TWENTY-SEVEN
Jessie waited with a group of other mothers at the Independent Day School for the morning kindergarten class to come running through the doors. By now, she’d gotten used to the ladies of Sayer’s Brook keeping their distance from her. They stood aside, in little groups, offering barely a nod of acknowledgment in Jessie’s direction. Some of these women she’d known all her life. There was Terry Carmichael, who’d been her best friend in first and second grades, and Georgina Paxton, with whom Jessie had shared pancake and rouge in their high school musicals. There was Yvette Osborn, who came from the town’s very first black family, and whom Jessie had befriended right away in tenth grade even as the other girls viewed her as a kind of exotic oddity. But now all of them, driving up in their Mercedes and BMWs and wearing their Manolo Blahnik shoes, kept their distance from Jessie. Two weeks ago, they might have been willing to forgive and forget Emil Deetz. But Inga’s death had made them suspicious of Jessie all over again.
Jessie leaned against a pole, looking at her watch. She didn’t care that they cold-shouldered her. But it was unforgivable that they’d told their kids to steer clear of Abby.

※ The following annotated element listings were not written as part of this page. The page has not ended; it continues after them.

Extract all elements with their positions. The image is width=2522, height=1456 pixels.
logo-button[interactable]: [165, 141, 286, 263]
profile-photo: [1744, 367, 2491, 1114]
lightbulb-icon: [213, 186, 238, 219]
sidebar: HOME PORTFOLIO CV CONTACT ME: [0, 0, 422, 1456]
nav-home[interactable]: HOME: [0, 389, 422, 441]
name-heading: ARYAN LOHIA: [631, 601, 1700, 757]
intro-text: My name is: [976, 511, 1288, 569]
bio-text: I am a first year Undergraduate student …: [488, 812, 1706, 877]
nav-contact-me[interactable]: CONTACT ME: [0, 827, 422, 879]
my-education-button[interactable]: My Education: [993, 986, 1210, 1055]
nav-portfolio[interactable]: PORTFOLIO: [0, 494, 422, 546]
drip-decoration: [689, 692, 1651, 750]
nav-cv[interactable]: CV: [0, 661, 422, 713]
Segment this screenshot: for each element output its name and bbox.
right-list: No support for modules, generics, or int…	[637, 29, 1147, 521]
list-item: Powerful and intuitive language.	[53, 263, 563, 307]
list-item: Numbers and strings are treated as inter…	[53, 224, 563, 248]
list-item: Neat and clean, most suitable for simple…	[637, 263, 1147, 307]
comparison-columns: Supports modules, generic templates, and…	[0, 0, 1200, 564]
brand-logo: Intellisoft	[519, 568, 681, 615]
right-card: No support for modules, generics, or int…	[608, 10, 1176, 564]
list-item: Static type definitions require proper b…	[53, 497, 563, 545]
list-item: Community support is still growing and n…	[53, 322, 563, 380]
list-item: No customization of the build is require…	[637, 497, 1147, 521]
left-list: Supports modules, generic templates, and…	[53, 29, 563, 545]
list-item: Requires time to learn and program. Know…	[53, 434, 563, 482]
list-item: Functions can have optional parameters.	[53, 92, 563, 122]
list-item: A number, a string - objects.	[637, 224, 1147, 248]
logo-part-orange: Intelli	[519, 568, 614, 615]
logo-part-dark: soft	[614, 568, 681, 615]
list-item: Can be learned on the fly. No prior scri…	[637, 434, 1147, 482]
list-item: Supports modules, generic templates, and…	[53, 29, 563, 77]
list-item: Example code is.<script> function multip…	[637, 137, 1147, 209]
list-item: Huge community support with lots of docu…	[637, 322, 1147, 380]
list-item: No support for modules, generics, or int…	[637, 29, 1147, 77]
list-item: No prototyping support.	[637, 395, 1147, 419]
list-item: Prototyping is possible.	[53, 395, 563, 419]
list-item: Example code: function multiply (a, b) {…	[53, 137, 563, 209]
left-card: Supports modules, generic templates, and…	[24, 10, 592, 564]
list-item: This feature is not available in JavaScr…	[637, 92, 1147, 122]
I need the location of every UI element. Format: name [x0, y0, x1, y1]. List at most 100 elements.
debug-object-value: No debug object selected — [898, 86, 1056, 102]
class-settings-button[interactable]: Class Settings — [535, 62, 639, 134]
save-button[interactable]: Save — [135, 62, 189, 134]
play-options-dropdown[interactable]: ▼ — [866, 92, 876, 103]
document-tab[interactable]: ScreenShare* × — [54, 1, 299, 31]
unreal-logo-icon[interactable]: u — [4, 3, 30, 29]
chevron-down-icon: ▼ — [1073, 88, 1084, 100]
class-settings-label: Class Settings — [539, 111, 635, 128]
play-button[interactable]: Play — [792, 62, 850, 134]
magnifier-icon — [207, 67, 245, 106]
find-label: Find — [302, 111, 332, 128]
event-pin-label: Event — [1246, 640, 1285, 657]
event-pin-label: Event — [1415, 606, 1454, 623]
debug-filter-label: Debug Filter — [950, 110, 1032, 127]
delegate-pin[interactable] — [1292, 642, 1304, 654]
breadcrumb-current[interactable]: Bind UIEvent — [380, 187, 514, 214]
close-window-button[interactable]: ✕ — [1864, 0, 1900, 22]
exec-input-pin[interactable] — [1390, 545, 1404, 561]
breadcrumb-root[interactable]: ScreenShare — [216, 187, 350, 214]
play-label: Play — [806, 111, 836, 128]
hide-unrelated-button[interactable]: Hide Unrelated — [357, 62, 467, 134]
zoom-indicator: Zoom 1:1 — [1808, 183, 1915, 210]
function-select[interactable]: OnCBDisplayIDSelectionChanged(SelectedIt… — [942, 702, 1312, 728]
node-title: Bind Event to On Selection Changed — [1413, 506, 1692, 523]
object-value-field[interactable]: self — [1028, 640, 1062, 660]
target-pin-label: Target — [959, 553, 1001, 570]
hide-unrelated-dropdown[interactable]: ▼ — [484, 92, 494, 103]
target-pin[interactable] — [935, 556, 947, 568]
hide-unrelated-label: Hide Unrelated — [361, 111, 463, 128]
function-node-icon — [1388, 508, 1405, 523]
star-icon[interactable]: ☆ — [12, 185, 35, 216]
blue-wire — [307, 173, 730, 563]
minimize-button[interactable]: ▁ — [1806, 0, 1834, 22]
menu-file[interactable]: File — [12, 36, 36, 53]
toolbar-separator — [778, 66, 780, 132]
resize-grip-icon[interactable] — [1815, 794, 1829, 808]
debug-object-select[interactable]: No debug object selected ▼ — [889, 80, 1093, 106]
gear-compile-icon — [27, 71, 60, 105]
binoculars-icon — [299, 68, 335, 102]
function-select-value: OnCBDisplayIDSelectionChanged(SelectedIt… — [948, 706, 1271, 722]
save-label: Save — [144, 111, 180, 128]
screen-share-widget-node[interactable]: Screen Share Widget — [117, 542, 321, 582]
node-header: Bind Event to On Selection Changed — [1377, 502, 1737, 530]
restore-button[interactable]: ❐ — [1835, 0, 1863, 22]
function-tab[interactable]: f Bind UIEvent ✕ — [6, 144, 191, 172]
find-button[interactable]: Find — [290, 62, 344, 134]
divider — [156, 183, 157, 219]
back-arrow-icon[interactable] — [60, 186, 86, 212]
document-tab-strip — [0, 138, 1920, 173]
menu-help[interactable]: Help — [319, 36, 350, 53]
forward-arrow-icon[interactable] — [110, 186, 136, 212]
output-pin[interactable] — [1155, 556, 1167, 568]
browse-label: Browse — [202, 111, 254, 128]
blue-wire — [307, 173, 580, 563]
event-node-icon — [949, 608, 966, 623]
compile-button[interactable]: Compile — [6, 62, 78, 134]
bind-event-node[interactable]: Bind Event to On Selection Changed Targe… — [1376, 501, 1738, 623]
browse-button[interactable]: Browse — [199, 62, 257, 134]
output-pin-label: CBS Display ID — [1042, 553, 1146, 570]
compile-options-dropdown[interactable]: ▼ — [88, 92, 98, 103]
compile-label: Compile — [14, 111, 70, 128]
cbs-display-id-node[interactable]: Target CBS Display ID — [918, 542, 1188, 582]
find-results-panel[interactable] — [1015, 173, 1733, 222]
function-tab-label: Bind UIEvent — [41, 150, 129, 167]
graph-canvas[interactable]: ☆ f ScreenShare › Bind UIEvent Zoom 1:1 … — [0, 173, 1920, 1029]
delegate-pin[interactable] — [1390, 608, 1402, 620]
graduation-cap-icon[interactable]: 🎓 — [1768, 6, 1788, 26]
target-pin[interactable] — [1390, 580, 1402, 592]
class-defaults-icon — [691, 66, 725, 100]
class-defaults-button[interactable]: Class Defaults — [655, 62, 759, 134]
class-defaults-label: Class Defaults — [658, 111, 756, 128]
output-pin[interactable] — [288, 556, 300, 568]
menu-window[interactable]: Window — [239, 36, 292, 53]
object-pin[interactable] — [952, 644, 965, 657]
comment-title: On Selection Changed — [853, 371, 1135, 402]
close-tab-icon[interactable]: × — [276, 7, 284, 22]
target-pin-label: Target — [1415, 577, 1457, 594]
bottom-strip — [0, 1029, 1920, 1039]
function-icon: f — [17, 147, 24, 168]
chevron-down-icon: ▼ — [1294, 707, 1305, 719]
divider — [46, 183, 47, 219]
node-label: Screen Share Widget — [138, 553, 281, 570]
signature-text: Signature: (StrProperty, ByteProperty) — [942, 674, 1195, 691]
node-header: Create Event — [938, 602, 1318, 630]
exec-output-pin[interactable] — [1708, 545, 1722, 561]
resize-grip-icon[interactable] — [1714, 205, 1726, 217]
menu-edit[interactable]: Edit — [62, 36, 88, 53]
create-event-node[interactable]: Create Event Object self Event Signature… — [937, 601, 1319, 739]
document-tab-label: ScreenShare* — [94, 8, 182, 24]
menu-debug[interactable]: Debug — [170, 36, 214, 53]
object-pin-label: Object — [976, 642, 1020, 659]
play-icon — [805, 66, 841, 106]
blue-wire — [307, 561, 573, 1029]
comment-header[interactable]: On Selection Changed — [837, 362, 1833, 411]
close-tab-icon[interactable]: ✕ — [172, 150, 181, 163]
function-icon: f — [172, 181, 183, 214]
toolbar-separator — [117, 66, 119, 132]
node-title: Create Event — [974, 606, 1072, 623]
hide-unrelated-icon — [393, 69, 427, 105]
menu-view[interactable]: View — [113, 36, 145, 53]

From inside the building came the muffled sound of a bell ringing. Suddenly the school seemed to shudder with activity, and within moments the doors flew open. A couple of teachers’ assistants guided the flock of kindergartners out to their parents. Jessie searched the throng for Abby.
“Mommy!”
Her little girl came running to her, her backpack flopping. Abby was clutching a large piece of construction paper.
“Look, Mommy!” Abby exclaimed.
Jessie examined the paper. It was another drawing, two stick figures, one drawn in red crayon, with yellow hair, and the other drawn in black crayon, with no hair at all.
“Oh, this is beautiful, Abs!”
Abby beamed and hurried ahead of her mother to the car.
Jessie buckled her into the passenger seat of the Volvo. “So you had a good day at school?” she asked.
“It was the best day ever!”
Jessie smiled. “Why is that, sweetie?”
“Because my friend and I colored together.”
Jessie’s heart soared. “You and a friend? Oh, that’s wonderful, Abs.”
She gently closed the passenger-side door and hurried around to slide in behind the wheel. Other mothers were behind her. Yvette Osborn had tooted from her Mercedes SL 550 to get Jessie moving.
Jessie started up the ignition and steered the Volvo out of the lot. Abby was still gazing at the picture she’d drawn.
“This is me and my friend,” she told Jessie. “I mean, my friend and I.”
“How come she doesn’t have any hair?” her mother wanted to know.
Abby looked at her. “Because it’s not a girl, Mommy. It’s a boy. Can’t you see?” She held the drawing up so Jessie could see it again.
“Oh, sorry, honey.”
“Today was his first day in school,” Abby said.
“Really? Why did he start late?”
Abby was silent for a moment, as if considering the question. “I don’t know,” she said finally.
They had stopped at a red light. “So,” Jessie asked, “what’s your friend’s name?”
“Aaron,” Abby said.
A kind of red flash seemed to obscure Jessie’s vision for a moment.
Red.
Blood.
Blood everywhere.
Her hands were covered in it. Blood was running down her legs.
Jessie couldn’t speak. She just kept staring at Abby.
“What—?” she finally managed to say.
“Aaron,” Abby said again.
Jessie took a deep breath.
There are lots of little boys named Aaron, she told herself.
Of course there were.
But it was also a fact that when Jessie had first learned she was pregnant with twins, she’d decided the girl Abigail—and the boy Aaron.
She couldn’t stop staring at Abby.
From behind her, Yvette Osborn tooted again. The light had turned green.
Jessie refocused her eyes on the road and drove on.